Alcoholic beverage taxes were a major source of revenues for the federal government throughout much of U.S. history. As recently as 1907, this source accounted for 80 percent of federal internal tax collections and was still as high as 10 percent on the eve of U.S. entry into World War II. Currently, the federal excise taxes and import duties continue to have a considerable effect on the prices of alcoholic beverages, but figure very lightly (less than 1%) in overall federal tax collections.

Because federal excise taxes are set in dollar terms per unit of liquid, rather than as a percentage of the price, inflation gradually erodes the real value of these taxes.

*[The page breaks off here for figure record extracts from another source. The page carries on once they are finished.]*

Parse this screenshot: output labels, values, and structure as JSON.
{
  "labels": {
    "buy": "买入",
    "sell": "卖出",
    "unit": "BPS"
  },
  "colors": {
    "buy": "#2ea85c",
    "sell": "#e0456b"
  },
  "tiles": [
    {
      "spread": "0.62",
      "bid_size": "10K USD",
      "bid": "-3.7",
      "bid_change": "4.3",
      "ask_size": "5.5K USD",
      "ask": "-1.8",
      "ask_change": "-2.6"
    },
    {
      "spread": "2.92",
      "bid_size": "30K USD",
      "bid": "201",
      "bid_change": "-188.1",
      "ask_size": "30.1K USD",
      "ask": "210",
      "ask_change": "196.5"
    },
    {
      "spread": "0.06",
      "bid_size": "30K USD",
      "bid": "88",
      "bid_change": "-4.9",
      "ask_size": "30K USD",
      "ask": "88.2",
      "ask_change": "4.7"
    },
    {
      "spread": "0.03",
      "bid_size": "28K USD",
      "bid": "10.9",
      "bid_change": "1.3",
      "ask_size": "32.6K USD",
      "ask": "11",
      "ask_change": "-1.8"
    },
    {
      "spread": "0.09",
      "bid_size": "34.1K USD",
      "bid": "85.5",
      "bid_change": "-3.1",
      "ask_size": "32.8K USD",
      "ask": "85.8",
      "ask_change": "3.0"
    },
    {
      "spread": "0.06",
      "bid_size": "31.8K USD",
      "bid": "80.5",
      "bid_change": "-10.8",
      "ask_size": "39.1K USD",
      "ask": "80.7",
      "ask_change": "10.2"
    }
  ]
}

For example, while Congress increased the tax per fifth of 80-proof spirits by 29 percent (to $2.16) between 1951 and 2000, the overall level of consumer prices increased by over 550 percent during this same period. The result is that the real value of the federal liquor tax had declined by 2000 to just one-fifth of its value in 1951. A considerable reduction in the average price of whiskey and other spirits relative to the prices of other commodities has been the inevitable result.

The states also impose special excise taxes on alcoholic beverages, as do some local governments. In addition, alcoholic beverages are generally subject to state and local sales taxes. The relative importance of these tax collections in state budgets differs widely, but as of 2000 is everywhere less than 10 percent of government revenues.